Ricki and the Flash effectively serves as the final installment in Demme’s trilogy of pictures concerning outcast family members returning home to seek absolution. Demme, a director who throughout his career demonstrated a refusal to repeat himself with his dramatic features, completed his résumé with a thematic trilogy. The series began with 2008’s excellent Rachel Getting Married and continued with underseen Ibsen adaptation A Master Builder. Ricki, though less critically successful than Rachel or Builder, is the most mainstream of these three films as well as the happiest.

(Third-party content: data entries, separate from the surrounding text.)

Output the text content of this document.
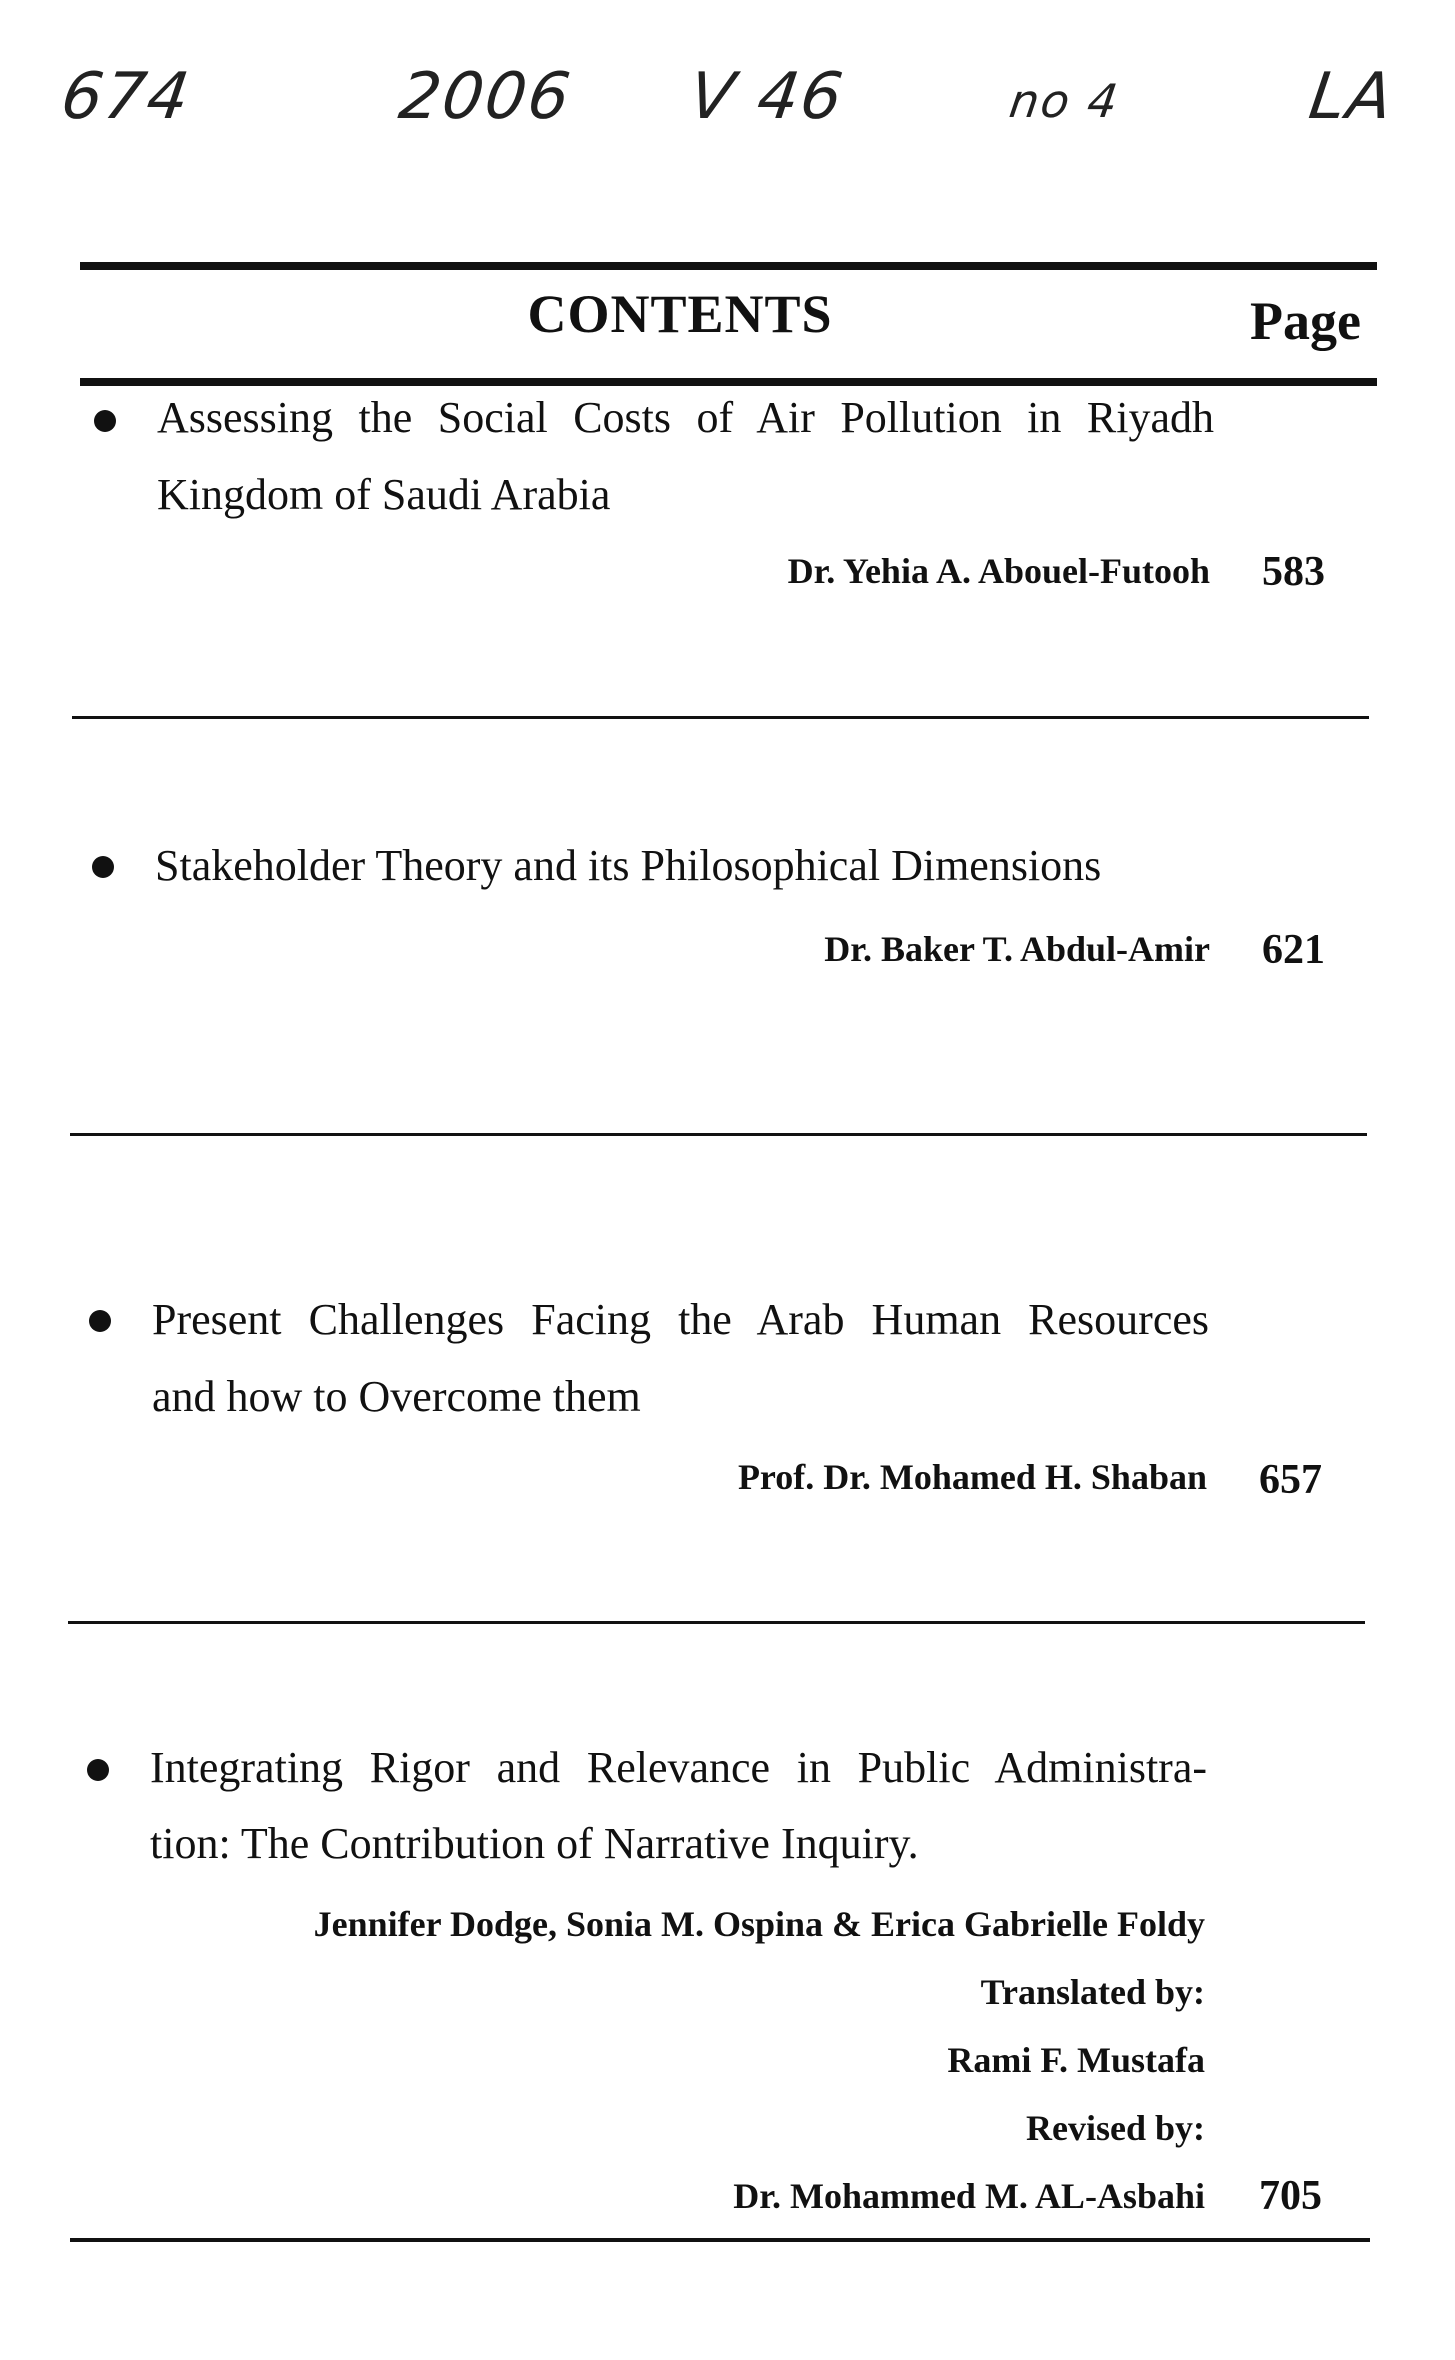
674	2006 V 46	no 4	LA
CONTENTS	Page
Assessing the Social Costs of Air Pollution in Riyadh
Kingdom of Saudi Arabia
Dr. Yehia A. Abouel-Futooh 583
Stakeholder Theory and its Philosophical Dimensions
Dr. Baker T. Abdul-Amir 621
Present Challenges Facing the Arab Human Resources
and how to Overcome them
Prof. Dr. Mohamed H. Shaban 657
Integrating Rigor and Relevance in Public Administra-
tion: The Contribution of Narrative Inquiry.
Jennifer Dodge, Sonia M. Ospina & Erica Gabrielle Foldy
Translated by:
Rami F. Mustafa
Revised by:
Dr. Mohammed M. AL-Asbahi 705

Ricki and the Flash tells the story of Streep’s Ricki, a woman who abandoned her family to chase dreams of rock stardom. She ends up with neither stardom nor her family, playing bar gigs and working side jobs to pay the bills. She returns home to comfort her daughter Julie (played by Streep’s real-life daughter Mamie Gummer) who tried to kill herself after being dumped. Forced to face the wreckage she left behind, Ricki finds herself questioning her past and her present.

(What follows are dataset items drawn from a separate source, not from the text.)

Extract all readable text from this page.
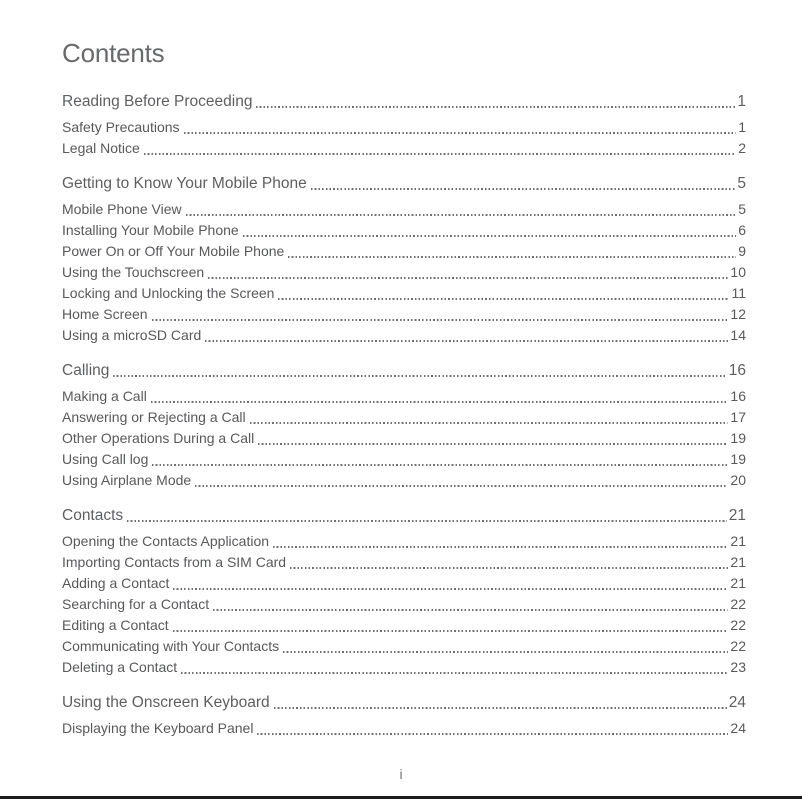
Contents
Reading Before Proceeding	1
Safety Precautions	1
Legal Notice	2
Getting to Know Your Mobile Phone	5
Mobile Phone View	5
Installing Your Mobile Phone	6
Power On or Off Your Mobile Phone	9
Using the Touchscreen	10
Locking and Unlocking the Screen	11
Home Screen	12
Using a microSD Card	14
Calling	16
Making a Call	16
Answering or Rejecting a Call	17
Other Operations During a Call	19
Using Call log	19
Using Airplane Mode	20
Contacts	21
Opening the Contacts Application	21
Importing Contacts from a SIM Card	21
Adding a Contact	21
Searching for a Contact	22
Editing a Contact	22
Communicating with Your Contacts	22
Deleting a Contact	23
Using the Onscreen Keyboard	24
Displaying the Keyboard Panel	24
i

At the time of its release, some detractors of Ricki and the Flash focused on how underused and underwritten the supporting characters are here, which is notable mostly because of the quality of the supporting cast. Talented film actors like Kevin Kline, Sebastian Stan and Charlotte Rae are joined by stage stars Audra McDonald and Ben Platt, but none of them are given very much to do. However, even though the plot of the film follows a woman’s grating and gradual reunion with her family, the soul beneath that plot is about a woman and her love of rock ‘n’ roll. Fittingly, the grandest gesture in the movie is not a familial interaction but rather when Ricki’s boyfriend Steve (Rick Springfield, awesome here) sells his favorite guitar so that a cash-strapped Ricki can make it home for her son’s wedding. Ricki and Steve are true rockers—the kind of folks Demme follows in his documentaries—and this move represents the first time that Ricki and her chosen family have picked blood over rock. That’s the power of Ricki and the Flash, and Demme and writer Diablo Cody (Juno) wisely choose to maximize that power by giving us more Ricki and less of her family.

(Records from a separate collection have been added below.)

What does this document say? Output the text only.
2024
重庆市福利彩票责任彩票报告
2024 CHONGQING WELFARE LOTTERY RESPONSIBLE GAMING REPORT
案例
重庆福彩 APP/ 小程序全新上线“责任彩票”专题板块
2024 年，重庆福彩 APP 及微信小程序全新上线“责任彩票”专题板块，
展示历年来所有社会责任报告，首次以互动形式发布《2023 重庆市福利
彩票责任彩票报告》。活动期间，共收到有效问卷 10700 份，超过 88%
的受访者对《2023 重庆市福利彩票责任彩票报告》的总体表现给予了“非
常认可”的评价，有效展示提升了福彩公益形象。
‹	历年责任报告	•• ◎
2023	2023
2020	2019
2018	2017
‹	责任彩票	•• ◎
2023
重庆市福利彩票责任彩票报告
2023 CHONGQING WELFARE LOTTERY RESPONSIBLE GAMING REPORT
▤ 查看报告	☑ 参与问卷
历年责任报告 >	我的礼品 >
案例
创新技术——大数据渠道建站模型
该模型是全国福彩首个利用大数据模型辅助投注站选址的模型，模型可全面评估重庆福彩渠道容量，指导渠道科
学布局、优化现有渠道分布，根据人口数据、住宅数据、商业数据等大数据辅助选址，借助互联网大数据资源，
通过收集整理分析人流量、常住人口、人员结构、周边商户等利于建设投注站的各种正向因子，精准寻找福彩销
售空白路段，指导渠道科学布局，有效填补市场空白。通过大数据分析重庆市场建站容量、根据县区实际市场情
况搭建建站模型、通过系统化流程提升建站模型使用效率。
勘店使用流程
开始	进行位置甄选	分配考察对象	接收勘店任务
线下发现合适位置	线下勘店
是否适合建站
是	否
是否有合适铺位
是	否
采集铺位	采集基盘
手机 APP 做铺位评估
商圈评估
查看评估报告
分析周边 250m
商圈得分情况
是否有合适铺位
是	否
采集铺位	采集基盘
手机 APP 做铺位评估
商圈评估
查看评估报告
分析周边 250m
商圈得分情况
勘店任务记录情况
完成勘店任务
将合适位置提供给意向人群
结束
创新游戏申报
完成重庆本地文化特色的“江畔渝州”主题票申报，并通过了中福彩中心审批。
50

Demme filmed the music scenes (many of which feature Springfield) live, and they sound fantastic. Streep makes up for limited vocal range by infusing her Ricki with the swagger of a woman who really lives for the music. Following Demme’s death, these music scenes add special poignancy to the film, as the director split his career between dramatic features and music documentaries. By the end, it feels as if Meryl Streep has taken the stage in one of Demme’s excellent concert films, and the tethers that Ricki had to the plot of her movie fade away. Ricki and the Flash, while unsubstantial in ways, brings Demme’s two disparate careers together in a lovely tribute to the director’s eclectic but always tuneful work.